Les faits de la cause, tels qu'ils ont été exposés par le
requérant, peuvent se résumer comme suit.
Le 19 février 1976, L.D., père du requérant, décéda. Il laissa
en qualité d'héritiers son épouse et ses quatre enfants. Dans l'actif
successoral figuraient des biens immobiliers situés au Cameroun.
Le 23 décembre 1977, C.D., frère du requérant, agissant en vertu
de diverses procurations au nom de l'ensemble des héritiers, vendit un
immeuble sis à Douala (Cameroun).
Le 29 janvier 1981, le requérant assigna son frère devant le
tribunal de grande instance de Lyon, pour obtenir à peine d'astreinte
la reddition des comptes avec toutes pièces justificatives concernant
l'administration des biens dépendant de la succession sise à Babadjou
(Cameroun), ainsi que la justification de l'emploi des fonds retirés
de la vente de l'immeuble consentie le 23 décembre 1977.
Par jugement en date du 8 janvier 1986, le tribunal ordonna à
C.D. de rendre à son frère les comptes de sa gestion. Le tribunal
ordonna en outre, avant dire droit, un complément d'expertise afin
d'évaluer la valeur globale de la propriété de Douala. Ce jugement fut
confirmé par arrêt de la cour d'appel de Lyon rendu le 5 novembre 1987.

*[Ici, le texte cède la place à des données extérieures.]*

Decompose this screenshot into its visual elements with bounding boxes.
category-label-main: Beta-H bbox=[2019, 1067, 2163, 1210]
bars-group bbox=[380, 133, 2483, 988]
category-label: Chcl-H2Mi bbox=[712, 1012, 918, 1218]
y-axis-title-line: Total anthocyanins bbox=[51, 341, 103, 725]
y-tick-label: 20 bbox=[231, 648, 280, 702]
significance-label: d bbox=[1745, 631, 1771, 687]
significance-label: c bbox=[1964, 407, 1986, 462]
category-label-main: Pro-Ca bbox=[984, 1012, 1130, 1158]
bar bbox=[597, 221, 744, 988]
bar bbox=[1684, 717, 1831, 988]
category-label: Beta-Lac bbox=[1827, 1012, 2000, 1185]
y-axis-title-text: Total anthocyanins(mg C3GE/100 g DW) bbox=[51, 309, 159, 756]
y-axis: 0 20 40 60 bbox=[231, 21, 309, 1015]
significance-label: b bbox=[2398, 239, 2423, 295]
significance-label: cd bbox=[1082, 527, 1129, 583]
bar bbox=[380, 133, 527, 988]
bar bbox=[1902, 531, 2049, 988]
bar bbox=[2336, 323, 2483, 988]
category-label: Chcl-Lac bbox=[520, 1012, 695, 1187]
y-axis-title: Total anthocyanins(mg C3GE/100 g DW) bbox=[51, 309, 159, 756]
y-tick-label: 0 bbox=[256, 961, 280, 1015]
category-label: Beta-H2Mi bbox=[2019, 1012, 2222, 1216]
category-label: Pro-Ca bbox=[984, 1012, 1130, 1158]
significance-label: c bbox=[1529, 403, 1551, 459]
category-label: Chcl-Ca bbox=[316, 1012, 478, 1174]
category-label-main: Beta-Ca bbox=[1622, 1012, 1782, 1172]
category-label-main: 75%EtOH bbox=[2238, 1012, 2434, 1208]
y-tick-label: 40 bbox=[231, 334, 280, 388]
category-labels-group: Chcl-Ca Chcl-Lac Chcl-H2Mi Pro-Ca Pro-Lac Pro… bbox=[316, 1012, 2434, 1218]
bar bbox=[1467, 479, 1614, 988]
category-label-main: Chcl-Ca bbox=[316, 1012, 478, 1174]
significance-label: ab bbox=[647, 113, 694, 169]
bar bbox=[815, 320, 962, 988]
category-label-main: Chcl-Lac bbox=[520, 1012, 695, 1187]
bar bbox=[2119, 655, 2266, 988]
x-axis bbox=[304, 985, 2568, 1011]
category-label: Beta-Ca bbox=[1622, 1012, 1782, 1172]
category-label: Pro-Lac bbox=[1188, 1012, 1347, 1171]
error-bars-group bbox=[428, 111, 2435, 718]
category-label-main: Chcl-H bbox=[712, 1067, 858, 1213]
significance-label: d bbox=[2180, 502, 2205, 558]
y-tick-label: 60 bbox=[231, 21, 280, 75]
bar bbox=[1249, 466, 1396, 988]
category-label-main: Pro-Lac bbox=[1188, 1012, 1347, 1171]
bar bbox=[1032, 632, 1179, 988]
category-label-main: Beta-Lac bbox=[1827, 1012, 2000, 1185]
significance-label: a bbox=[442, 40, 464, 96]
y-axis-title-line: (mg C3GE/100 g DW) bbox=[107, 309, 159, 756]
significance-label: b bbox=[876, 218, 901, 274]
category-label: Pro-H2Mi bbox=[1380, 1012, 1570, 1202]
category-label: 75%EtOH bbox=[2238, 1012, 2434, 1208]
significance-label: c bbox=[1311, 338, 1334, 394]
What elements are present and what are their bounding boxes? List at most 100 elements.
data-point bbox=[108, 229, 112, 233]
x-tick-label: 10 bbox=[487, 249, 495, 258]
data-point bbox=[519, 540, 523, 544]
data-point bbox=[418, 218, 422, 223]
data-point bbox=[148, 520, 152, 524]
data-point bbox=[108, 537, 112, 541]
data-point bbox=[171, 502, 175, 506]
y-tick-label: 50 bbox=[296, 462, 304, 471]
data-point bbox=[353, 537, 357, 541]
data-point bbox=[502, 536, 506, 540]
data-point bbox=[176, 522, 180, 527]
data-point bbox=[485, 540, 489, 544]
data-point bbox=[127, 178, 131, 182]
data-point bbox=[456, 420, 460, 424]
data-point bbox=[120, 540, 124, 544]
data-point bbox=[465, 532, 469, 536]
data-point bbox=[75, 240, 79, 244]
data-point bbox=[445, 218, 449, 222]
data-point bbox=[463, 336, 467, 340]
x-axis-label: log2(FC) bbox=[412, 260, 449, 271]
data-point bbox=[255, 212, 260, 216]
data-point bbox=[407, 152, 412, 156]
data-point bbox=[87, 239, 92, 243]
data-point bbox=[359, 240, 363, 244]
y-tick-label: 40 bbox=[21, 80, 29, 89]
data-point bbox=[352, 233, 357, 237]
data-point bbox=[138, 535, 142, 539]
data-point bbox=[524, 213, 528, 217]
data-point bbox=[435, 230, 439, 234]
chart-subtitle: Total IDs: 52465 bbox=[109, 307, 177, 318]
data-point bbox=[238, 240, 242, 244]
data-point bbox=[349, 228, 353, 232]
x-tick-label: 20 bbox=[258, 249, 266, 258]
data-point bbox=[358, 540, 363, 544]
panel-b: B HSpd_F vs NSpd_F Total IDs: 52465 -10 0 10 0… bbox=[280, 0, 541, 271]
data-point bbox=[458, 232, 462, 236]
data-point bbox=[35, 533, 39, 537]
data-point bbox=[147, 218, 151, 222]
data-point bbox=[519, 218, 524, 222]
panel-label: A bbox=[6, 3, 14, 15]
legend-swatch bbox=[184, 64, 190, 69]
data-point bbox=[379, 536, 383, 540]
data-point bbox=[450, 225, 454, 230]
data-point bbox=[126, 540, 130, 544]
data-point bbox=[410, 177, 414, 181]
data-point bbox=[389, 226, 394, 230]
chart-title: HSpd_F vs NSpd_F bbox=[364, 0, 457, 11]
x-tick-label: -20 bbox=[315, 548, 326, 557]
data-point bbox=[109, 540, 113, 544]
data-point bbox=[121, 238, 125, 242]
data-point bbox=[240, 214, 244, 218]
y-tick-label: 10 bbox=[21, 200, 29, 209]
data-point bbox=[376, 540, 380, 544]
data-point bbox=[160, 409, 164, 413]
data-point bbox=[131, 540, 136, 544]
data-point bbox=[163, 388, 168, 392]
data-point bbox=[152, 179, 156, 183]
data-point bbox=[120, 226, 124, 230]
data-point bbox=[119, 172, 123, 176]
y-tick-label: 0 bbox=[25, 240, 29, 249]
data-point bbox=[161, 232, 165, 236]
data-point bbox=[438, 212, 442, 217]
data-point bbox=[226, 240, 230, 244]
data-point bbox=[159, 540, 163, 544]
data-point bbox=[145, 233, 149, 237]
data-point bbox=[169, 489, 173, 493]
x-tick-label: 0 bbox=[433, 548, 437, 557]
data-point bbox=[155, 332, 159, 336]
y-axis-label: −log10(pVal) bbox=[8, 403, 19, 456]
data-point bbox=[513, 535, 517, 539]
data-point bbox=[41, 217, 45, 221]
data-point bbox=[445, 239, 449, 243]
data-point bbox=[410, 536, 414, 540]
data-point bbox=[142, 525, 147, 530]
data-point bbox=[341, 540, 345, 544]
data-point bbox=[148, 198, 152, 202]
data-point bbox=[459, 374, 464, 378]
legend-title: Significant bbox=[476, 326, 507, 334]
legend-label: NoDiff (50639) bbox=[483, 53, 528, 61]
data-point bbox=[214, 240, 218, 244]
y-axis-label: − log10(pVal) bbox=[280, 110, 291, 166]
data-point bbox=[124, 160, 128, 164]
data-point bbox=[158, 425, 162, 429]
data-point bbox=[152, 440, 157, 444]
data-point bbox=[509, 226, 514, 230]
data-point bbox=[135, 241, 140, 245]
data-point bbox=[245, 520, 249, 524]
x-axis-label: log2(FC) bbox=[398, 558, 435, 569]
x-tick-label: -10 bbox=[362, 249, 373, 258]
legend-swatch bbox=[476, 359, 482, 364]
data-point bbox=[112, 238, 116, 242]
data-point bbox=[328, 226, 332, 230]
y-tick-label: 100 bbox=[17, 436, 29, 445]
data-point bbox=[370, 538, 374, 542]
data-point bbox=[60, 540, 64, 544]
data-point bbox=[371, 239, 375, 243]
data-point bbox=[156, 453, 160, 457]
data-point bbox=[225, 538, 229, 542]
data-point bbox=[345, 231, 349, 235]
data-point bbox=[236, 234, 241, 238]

C.D. se pourvut ensuite en cassation, et son pourvoi fut rejeté par la
Cour de cassation le 28 février 1990.
Le 29 mai 1990, le requérant saisit le tribunal de grande
instance de Lyon, afin de voir constater les difficultés d'exécution
de la mesure d'expertise ordonnée par le jugement du 8 janvier 1986,
ainsi que de voir condamner son frère à lui payer la somme de
600.000 FF à titre de dommages-intérêts.
Le 18 mars 1992, le tribunal condamna C.D. à payer au requérant
la somme de 100.000 FF à titre de dommages-intérêts pour la vente de
l'immeuble sis à Douala. Le requérant interjeta alors appel de ce
jugement.
Le 7 juillet 1994, la cour d'appel de Lyon ordonna, avant dire
droit sur la réparation du préjudice de la vente de l'immeuble sis à
Douala, une nouvelle expertise. L'affaire est encore pendante devant
cette juridiction.
GRIEFS
1. Le requérant se plaint de n'avoir pas bénéficié d'un procès
équitable. Il invoque les articles 3, 6, 7, 8, 9, 10, 14, 17, 25, 50
et 60 de la Convention, ainsi que les Protocoles Nos 1 et 9 à la
Convention.
2. Le requérant se plaint aussi de la durée de la procédure ayant
débuté, selon lui, le 29 janvier 1981. Il invoque à cet égard l'article
6 par. 1 de la Convention.
EN DROIT
1. Le requérant se plaint de n'avoir pas bénéficié d'un procès
équitable. Il invoque les articles 3, 6, 7, 8, 9, 10, 14, 17, 25, 50
et 60 (art. 3, 6, 7, 8, 9, 10, 14, 17, 25, 50, 60) de la Convention,
ainsi que les Protocoles Nos 1 et 9 (P1, P9) à la Convention.
La Commission examinera ce grief sous l'angle de l'article 6
par. 1 (art. 6-1) de la Convention, qui constitue en l'espèce la
disposition pertinente et qui, en ses parties pertinentes, se lit comme
suit :
"Toute personne a droit à ce que sa cause soit entendue
équitablement (...) dans un délai raisonnable (...) par un
tribunal (...) qui décidera (...) des contestations sur ses
droits et obligations de caractère civil (...)."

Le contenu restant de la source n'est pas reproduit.